Changes in prostate shape significantly affect the accuracy of treatment delivery and that effect is intensified in hypofractionated regimes or in prostate proton radiotherapy, in which sensitivity to anatomical changes is more dominant than in conventional photon radiotherapy. The aim of this study was to investigate principal modes of  prostate deformation at subsequent time points, mimicking intra-fractional deformations.


Material and Methods

Prostate deformations were analyzed in the 2D cine MR series which were acquired for a total of 8 minutes in 9 patients. The average number of frames per patient was 300. The landmarks were placed on the first frame of the cine MR sequence by a Harris Corner Detector algorithm, and then tracked automatically, frame-by-frame by using a Kanade-Lucas-Tomasi algorithm (Figure 1(a)). In this way, on every frame, we created shape instances annotated by tracked landmarks. For statistical analysis of shapes, Generalized Procrustes Analysis (GPA) was used. The GPA provides a metric distance among the shapes, estimates mean shape and shape variability within samples. 

Results

Principal Components with the largest variation of landmarks in individual patients showed that deformation of the prostate and seminal vesicles is differently distributed and highly correlated with changes in the rectum. The landmarks representing the posterior part of the prostate showed larger variation over time. The full bladder protocol constrains changes in the bladder, hence having minimal impact on prostate deformation. The sudden movement of the prostate caused by gas in the rectum elongates the prostate in the superior-inferior direction. Smaller or almost negligible changes were noted in anterior parts of the prostate, apex, or base. In Figure 1, the methodology is illustrated for one example patient. 

Conclusion

We propose a methodology for describing prostate intra-fractional deformations using landmark tracking and GPA. This enables us to show intra-individual changes in prostate shape. From statistical shape analysis of landmark data configurations we obtained a measure of distance between shapes, generated in successive time points of cine MR, mean posture of landmarks, and shape variability within the sample. The patterns of intra-fraction prostate changes and the main mode of deformation could eventually improve definition of treatment margins and robustness settings in hypofractionated photon and proton treatment planning.

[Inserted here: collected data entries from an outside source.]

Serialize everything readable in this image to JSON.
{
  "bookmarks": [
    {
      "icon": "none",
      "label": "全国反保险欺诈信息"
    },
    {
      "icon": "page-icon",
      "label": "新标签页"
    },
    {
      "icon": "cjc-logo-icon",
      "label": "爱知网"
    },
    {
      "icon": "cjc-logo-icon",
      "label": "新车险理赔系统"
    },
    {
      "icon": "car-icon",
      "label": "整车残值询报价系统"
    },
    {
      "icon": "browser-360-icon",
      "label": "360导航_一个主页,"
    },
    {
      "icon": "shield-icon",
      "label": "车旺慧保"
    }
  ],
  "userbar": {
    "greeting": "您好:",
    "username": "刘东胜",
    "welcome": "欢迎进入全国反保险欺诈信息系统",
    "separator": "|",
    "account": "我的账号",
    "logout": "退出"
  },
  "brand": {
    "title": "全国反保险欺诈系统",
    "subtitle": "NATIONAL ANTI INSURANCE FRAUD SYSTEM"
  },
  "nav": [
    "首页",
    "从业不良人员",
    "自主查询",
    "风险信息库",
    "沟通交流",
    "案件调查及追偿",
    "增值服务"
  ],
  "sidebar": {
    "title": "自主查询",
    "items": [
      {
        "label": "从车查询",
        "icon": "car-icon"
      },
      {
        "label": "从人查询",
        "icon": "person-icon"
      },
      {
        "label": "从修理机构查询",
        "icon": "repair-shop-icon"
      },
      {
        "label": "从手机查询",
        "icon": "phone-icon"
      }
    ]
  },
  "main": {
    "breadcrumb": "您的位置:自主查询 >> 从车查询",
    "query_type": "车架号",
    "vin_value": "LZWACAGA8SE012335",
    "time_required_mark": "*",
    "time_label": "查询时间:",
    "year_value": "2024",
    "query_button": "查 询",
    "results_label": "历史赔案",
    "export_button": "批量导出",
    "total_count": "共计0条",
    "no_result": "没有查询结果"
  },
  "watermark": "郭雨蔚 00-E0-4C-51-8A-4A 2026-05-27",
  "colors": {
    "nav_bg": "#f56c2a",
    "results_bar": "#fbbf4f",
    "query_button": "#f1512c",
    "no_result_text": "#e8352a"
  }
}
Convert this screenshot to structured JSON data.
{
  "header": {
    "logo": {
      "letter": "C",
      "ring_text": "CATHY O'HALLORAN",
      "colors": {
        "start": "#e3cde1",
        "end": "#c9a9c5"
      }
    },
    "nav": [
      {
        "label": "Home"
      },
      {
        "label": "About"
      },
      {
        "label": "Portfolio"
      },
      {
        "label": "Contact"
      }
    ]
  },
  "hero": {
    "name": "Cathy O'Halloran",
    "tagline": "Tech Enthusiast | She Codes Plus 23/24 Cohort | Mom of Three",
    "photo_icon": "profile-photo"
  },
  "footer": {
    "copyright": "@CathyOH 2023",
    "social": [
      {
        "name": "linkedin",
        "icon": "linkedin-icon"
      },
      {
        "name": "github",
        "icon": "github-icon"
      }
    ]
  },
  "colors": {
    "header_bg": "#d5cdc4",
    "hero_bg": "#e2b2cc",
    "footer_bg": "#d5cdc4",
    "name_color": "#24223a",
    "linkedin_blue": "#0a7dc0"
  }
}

Figure 1. Patient example (a) Extracted landmarks  (b) First two principal components of shape changes. The vector indicates changes between the initial landmark configuration and the configuration with the largest Procrustes distance from the mean shape. (c) Initial landmark configuration (d) Transformation grid produced by thin-plate spline between initial and landmark configuration with maximum Procrustes distance from mean shape.